When i was 16, they decided to leave Ireland and move to America. mom already had a house in new york so the transition was not difficult. When we arrived, i had a breakdown and i was taken to the hospital for observation. at that age i was in therapy and was diagnosed with obsessive- compulsive personality disorder. This made things difficult for my parents who tried to give me all the love that they thought i needed in order to make it better since they didn't want to put me on medication at such a young age. Eventually they had to give up and realize that medication was the only solution for their little problem, that or putting me in a hospital somewhere. i was just being very impulsive and would have panic attacks very often. They started me on medication when i turned 17, the pills that they gave me made things much easier and i started to act a little more normal , i would have certain fits and all, but nothing compared to what it was before.
the start of high school was hard on me, mostly because of my condition and because i would get into a lot of trouble. No matter what sort of trouble i was into, my grades were always great but not because i studied do hard, my parents always told me i was too smart for my own good. i never really got in to the whole high school thing were everyone got excited about prom and all that jazz, but i did enjoy it and had a good circle of friends who seemed to tolerate and understand me. i have always been very loyal to my friends because i know how hard it is for people to be around me, so my friends have always been very important to me even when i might not show it at times. It wasn't until my junior year of high school that i became the social butterfly that i am now.
so i graduated high school and moved away from home. my parents were having problems, my father wanted to move back to ireland and i wanted to stay here. they left without me, good for them. i do miss my mother and visit her when i can, i just wish she would realize that her life could be much better without that man breathing down her neck all the time.

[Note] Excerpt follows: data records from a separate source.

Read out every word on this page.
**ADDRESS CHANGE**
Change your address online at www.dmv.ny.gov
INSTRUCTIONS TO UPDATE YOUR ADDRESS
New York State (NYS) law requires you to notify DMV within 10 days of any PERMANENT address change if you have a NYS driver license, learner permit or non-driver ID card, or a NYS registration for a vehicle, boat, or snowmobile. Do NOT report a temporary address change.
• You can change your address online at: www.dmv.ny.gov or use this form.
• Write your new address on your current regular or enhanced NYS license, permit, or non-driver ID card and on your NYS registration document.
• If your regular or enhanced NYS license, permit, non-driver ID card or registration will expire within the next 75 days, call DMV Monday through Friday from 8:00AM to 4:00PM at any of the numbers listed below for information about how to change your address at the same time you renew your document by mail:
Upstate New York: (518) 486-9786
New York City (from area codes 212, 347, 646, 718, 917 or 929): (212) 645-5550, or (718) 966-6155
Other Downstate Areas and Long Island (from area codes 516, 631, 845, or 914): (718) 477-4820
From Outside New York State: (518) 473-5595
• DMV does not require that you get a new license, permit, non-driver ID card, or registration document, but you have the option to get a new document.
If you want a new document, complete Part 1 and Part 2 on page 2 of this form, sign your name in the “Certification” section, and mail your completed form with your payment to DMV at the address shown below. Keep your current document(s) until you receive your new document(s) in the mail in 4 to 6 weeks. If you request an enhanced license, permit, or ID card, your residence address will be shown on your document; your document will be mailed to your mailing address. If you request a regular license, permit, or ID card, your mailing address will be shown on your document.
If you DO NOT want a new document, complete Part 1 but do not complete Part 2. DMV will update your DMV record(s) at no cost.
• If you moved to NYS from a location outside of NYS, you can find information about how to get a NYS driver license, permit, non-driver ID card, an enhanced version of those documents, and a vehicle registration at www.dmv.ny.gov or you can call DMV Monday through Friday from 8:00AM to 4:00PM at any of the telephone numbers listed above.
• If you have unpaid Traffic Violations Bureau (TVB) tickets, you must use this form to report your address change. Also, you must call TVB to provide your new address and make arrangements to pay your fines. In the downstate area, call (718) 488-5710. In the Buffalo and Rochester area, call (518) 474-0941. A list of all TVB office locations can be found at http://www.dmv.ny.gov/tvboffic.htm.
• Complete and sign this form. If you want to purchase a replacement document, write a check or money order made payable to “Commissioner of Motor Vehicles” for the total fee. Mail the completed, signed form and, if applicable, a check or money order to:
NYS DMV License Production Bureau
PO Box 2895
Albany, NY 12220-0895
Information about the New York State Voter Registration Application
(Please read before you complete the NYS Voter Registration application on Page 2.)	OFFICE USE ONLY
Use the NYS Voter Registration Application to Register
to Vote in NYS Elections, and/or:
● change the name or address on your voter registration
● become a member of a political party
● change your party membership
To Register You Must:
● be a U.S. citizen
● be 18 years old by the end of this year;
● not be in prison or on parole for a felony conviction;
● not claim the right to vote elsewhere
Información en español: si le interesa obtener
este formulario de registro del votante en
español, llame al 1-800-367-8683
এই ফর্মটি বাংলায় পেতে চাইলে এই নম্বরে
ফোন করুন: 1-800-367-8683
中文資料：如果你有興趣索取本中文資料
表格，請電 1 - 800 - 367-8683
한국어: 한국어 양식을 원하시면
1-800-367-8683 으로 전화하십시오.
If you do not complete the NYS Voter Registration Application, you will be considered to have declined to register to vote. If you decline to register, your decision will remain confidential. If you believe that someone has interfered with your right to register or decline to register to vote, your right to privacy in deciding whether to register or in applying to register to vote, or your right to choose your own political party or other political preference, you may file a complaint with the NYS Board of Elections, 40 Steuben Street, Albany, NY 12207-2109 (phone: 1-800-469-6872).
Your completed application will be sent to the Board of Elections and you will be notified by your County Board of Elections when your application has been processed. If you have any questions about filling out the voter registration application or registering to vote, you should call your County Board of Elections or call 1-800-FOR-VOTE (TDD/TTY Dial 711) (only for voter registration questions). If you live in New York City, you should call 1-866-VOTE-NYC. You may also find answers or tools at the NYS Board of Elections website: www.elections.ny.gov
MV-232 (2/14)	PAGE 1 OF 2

i started to attend crescent hill to my father's dismay. he expected me to go to a better college, like harvard or yale and study politics like he did. but now here i am, in my senior year and having a great time on my own
my main goal is to get my mother out of her destructive relationship with my father, but that will be almost impossible. for me? i want to be successful in life, and find a way to pull myself together. i know that i party too much and drink a lot and that it will be difficult to be anything in life if i don't stop, so hopefully i will find the strength to do it and be a better man.